Honda Spocket Concept Honda Spocket Concept

This is Concept We Forgot, Motor1’s deep dive into weird and wonderful concept cars you might not remember.

Name: Honda Spocket
Debut: 1999 Tokyo Motor Show
Engine: Inline-Four Hybrid
Output: 150 Horsepower (est.)
Drive Type: All-Wheel Drive

Honda was one of the first mainstream automakers to experiment with hybrid engines. In 1999, the automaker was poised to introduce the Insight, its first gas-electric, to the buying public. But while that one was an efficiency-at-all-costs hybrid, Honda may have been considering something sportier and more versatile. Enter the Spocket concept.

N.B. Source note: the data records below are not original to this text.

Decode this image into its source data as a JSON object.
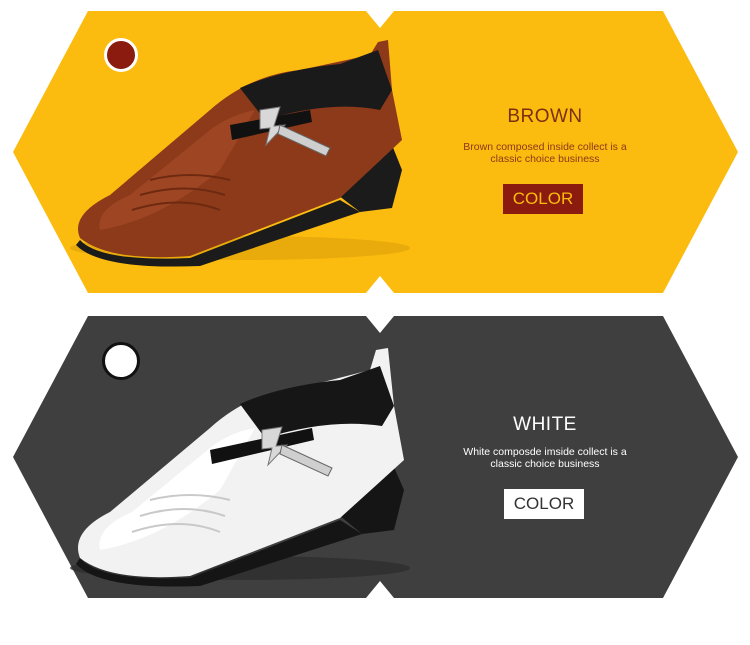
{
  "colors": {
    "panel_brown": "#fcbb0f",
    "panel_white": "#3f3f3f",
    "brown_swatch": "#8a1b0e"
  },
  "panels": [
    {
      "title": "BROWN",
      "description_line1": "Brown composed inside collect is a",
      "description_line2": "classic choice business",
      "button_label": "COLOR",
      "swatch_color": "brown-swatch"
    },
    {
      "title": "WHITE",
      "description_line1": "White composde imside collect is a",
      "description_line2": "classic choice business",
      "button_label": "COLOR",
      "swatch_color": "white-swatch"
    }
  ]
}
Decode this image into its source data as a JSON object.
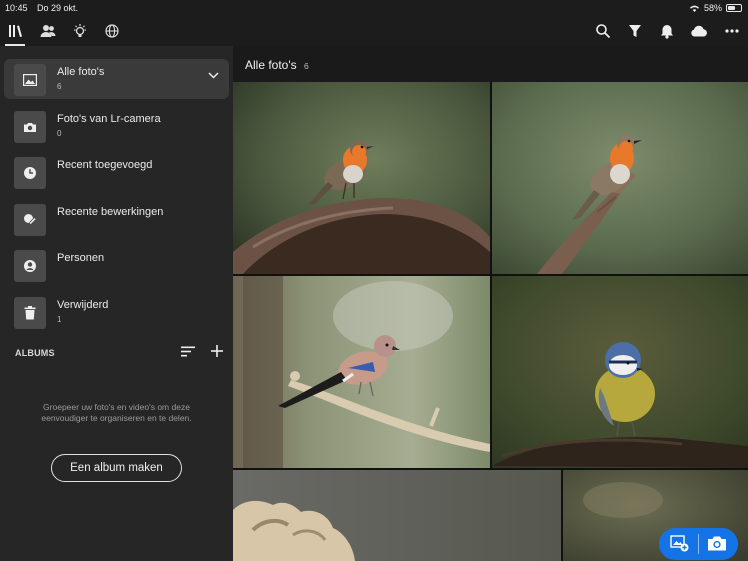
{
  "status": {
    "time": "10:45",
    "date": "Do 29 okt.",
    "battery": "58%",
    "battery_level": 0.58
  },
  "toolbar": {
    "left_icons": [
      "library-icon",
      "people-icon",
      "lightbulb-icon",
      "globe-icon"
    ],
    "right_icons": [
      "search-icon",
      "filter-icon",
      "bell-icon",
      "cloud-icon",
      "more-icon"
    ]
  },
  "sidebar": {
    "items": [
      {
        "label": "Alle foto's",
        "count": "6",
        "icon": "image-icon"
      },
      {
        "label": "Foto's van Lr-camera",
        "count": "0",
        "icon": "camera-icon"
      },
      {
        "label": "Recent toegevoegd",
        "count": "",
        "icon": "clock-icon"
      },
      {
        "label": "Recente bewerkingen",
        "count": "",
        "icon": "edit-icon"
      },
      {
        "label": "Personen",
        "count": "",
        "icon": "person-icon"
      },
      {
        "label": "Verwijderd",
        "count": "1",
        "icon": "trash-icon"
      }
    ],
    "albums_heading": "ALBUMS",
    "albums_empty_text": "Groepeer uw foto's en video's om deze eenvoudiger te organiseren en te delen.",
    "make_album_label": "Een album maken"
  },
  "main": {
    "title": "Alle foto's",
    "count": "6"
  },
  "photos": [
    {
      "subject": "robin on curved branch"
    },
    {
      "subject": "robin on twig"
    },
    {
      "subject": "jay on branch"
    },
    {
      "subject": "blue tit on log"
    },
    {
      "subject": "fluffy animal closeup"
    },
    {
      "subject": "blurred green background"
    }
  ],
  "colors": {
    "accent": "#1473e6",
    "sidebar_bg": "#262626",
    "app_bg": "#1c1c1c"
  }
}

Making its debut at the 1999 Tokyo Motor Show – just a few weeks before the Insight went on sale worldwide – the Spocket is indeed a hybrid, with an electric motor on each rear wheel and an electrified four-cylinder engine sending power up front. Honda also gave the Spocket a five-speed automatic transmission with SportShift buttons on the steering wheel, although a manual gearbox would have been a more entertaining thought exercise.

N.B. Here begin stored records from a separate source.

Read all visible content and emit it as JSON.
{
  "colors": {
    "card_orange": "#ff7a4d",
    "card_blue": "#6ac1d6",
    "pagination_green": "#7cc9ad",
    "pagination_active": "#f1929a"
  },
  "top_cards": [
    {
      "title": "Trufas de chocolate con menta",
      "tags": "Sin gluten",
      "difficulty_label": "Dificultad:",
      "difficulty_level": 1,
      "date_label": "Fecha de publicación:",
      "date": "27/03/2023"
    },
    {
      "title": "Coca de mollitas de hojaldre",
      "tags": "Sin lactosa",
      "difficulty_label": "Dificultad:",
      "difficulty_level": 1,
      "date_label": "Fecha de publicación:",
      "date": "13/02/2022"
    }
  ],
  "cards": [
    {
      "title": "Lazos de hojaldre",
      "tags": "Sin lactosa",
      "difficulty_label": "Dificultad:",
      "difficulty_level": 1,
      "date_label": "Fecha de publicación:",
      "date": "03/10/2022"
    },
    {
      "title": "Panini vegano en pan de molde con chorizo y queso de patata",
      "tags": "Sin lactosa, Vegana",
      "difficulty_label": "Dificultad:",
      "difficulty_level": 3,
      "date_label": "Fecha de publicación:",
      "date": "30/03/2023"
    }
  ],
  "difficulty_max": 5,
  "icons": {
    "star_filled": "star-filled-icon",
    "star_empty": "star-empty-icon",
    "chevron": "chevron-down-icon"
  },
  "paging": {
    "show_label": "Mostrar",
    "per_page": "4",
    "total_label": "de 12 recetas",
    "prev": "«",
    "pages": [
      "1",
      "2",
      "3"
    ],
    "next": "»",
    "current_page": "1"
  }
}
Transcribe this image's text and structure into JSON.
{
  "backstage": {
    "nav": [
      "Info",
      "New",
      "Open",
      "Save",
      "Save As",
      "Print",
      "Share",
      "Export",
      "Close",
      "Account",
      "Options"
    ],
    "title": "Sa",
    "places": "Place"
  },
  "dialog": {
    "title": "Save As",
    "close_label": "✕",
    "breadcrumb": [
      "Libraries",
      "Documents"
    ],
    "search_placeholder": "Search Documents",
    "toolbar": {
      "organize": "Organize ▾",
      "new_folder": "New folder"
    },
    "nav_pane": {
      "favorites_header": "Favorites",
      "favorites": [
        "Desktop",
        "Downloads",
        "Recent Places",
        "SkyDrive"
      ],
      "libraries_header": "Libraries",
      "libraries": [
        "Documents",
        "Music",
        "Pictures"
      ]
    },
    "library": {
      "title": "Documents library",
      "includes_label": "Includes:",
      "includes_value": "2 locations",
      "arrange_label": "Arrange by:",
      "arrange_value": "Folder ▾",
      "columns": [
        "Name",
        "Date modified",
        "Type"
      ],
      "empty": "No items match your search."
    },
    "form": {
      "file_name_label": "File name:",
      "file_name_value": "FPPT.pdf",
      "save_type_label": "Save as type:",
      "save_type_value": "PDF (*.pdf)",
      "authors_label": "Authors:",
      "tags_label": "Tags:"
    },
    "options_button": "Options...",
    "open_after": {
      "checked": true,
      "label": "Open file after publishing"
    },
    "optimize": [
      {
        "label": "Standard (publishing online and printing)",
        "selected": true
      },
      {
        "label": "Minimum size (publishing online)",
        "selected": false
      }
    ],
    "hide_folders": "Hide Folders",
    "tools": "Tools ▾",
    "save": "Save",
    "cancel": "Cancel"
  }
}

Unfortunately, the concept wasn’t a runner, so any specifications are purely speculative, but Honda’s most powerful Integrated Motor Assist hybrid system at the time made 93 horsepower and 116 pound-feet. The Spocket, what with its pair of electric motors at the rear, would have surely made more than that, especially given its mission brief – sporty coupe, convertible, and pickup, all in one.

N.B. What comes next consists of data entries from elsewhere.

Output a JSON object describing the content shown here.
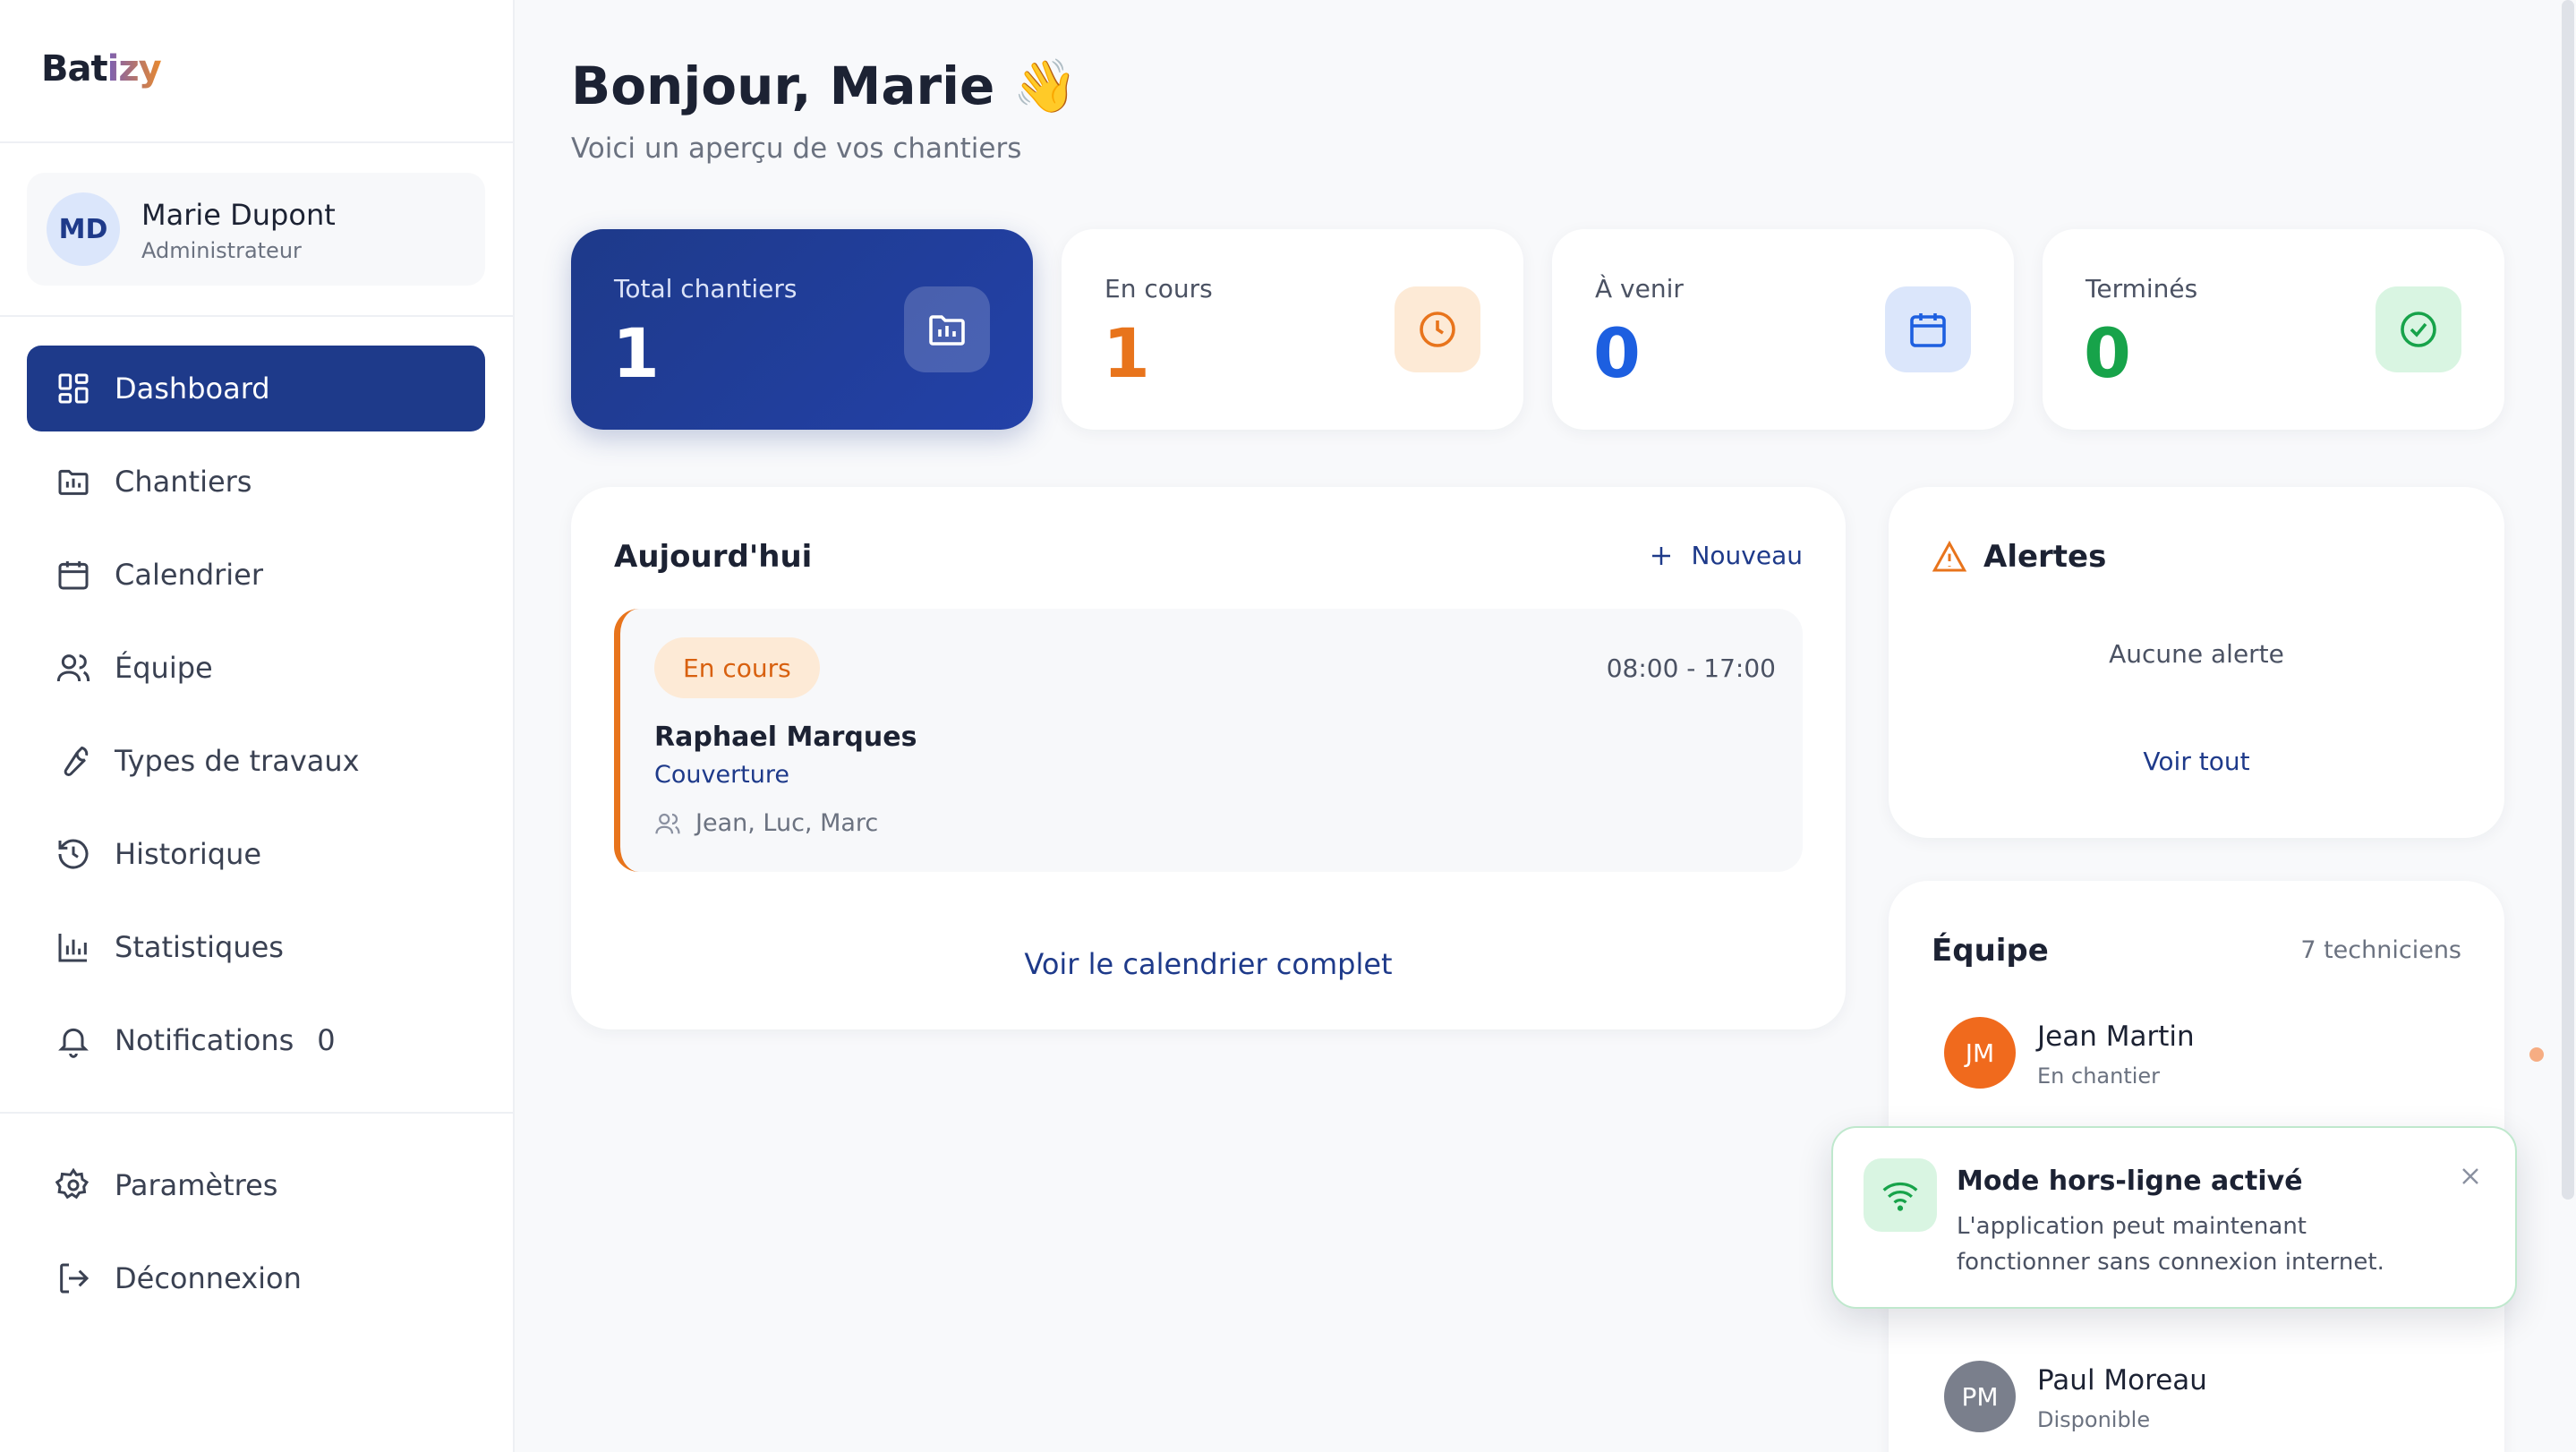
{
  "app": {
    "logo_prefix": "Bat",
    "logo_accent": "izy"
  },
  "user": {
    "initials": "MD",
    "name": "Marie Dupont",
    "role": "Administrateur"
  },
  "nav": {
    "items": [
      {
        "label": "Dashboard",
        "icon": "grid-icon",
        "active": true
      },
      {
        "label": "Chantiers",
        "icon": "folder-icon"
      },
      {
        "label": "Calendrier",
        "icon": "calendar-icon"
      },
      {
        "label": "Équipe",
        "icon": "users-icon"
      },
      {
        "label": "Types de travaux",
        "icon": "wrench-icon"
      },
      {
        "label": "Historique",
        "icon": "history-icon"
      },
      {
        "label": "Statistiques",
        "icon": "bar-chart-icon"
      },
      {
        "label": "Notifications",
        "icon": "bell-icon",
        "count": "0"
      }
    ],
    "footer": [
      {
        "label": "Paramètres",
        "icon": "gear-icon"
      },
      {
        "label": "Déconnexion",
        "icon": "logout-icon"
      }
    ]
  },
  "header": {
    "greeting": "Bonjour, Marie 👋",
    "subtitle": "Voici un aperçu de vos chantiers"
  },
  "stats": [
    {
      "label": "Total chantiers",
      "value": "1",
      "icon": "folder-icon",
      "color": "#ffffff"
    },
    {
      "label": "En cours",
      "value": "1",
      "icon": "clock-icon",
      "color": "#e8741c"
    },
    {
      "label": "À venir",
      "value": "0",
      "icon": "calendar-icon",
      "color": "#1d5fe0"
    },
    {
      "label": "Terminés",
      "value": "0",
      "icon": "check-circle-icon",
      "color": "#17a34a"
    }
  ],
  "today": {
    "title": "Aujourd'hui",
    "new_label": "Nouveau",
    "event": {
      "status": "En cours",
      "time": "08:00 - 17:00",
      "client": "Raphael Marques",
      "type": "Couverture",
      "team": "Jean, Luc, Marc"
    },
    "calendar_link": "Voir le calendrier complet"
  },
  "alerts": {
    "title": "Alertes",
    "empty": "Aucune alerte",
    "link": "Voir tout"
  },
  "team": {
    "title": "Équipe",
    "count": "7 techniciens",
    "members": [
      {
        "initials": "JM",
        "name": "Jean Martin",
        "status": "En chantier",
        "color": "#f06a1d"
      },
      {
        "initials": "PM",
        "name": "Paul Moreau",
        "status": "Disponible",
        "color": "#7a7f8c"
      }
    ]
  },
  "toast": {
    "title": "Mode hors-ligne activé",
    "message": "L'application peut maintenant fonctionner sans connexion internet."
  },
  "colors": {
    "primary": "#1e3a8a",
    "orange": "#e8741c",
    "blue": "#1d5fe0",
    "green": "#17a34a"
  }
}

With the roof in place, the Spocket had a small, open-air bed behind its first row of seats, or a set of rear seats could fold up from the floor. However, the roof could also slide rearward over the box for open-air thrills. The tailgate also flips down and extends, forming a ramp to aid loading and unloading. Think of it as a sportier, less rugged Subaru BRAT and you’re not far off.

The proportions of the Spocket were just about perfect, with a long, 108.0-inch wheelbase that eclipsed the contemporary Accord. Despite the front-drive layout of the internal-combustion engine, front overhang is practically nil, with the Honda hunched far forward and looking ready to pounce.

Cylinder-shaped headlight elements bunched together in a single bezel, though commonplace today, were very forward-looking in 1999, and the butterfly-style doors would have ensured every entrance was a grand one. The red and silver color scheme also fit the exuberant attitude of Y2K, ready to tackle Santa Cruz on Sunday and Silicon Valley on Monday.

If you really squint, you can see shades of the Honda CR-Z in the Spocket’s upturned, triangular headlights and robot-grin front grille. But obviously, the half-pickup/half-convertible concept never landed in a Honda showroom, and the company’s hybrid products have generally followed an efficiency-first mindset – honorable mention given to the fleet-footed 2004 Honda Accord V6 Hybrid.

Where Is It Now?

Honda says the original Spocket concept is still kicking around – although, exactly where it is remains to be seen. It’s probably hidden deep in one of Honda’s collections somewhere. So maybe we’ll get a chance to see it in person sometime in the future. Otherwise, we can only dream of what might have been. As a fast, sporty convertible that could also tackle the occasional trip to Ikea, the Honda Spocket would be a lot of fun.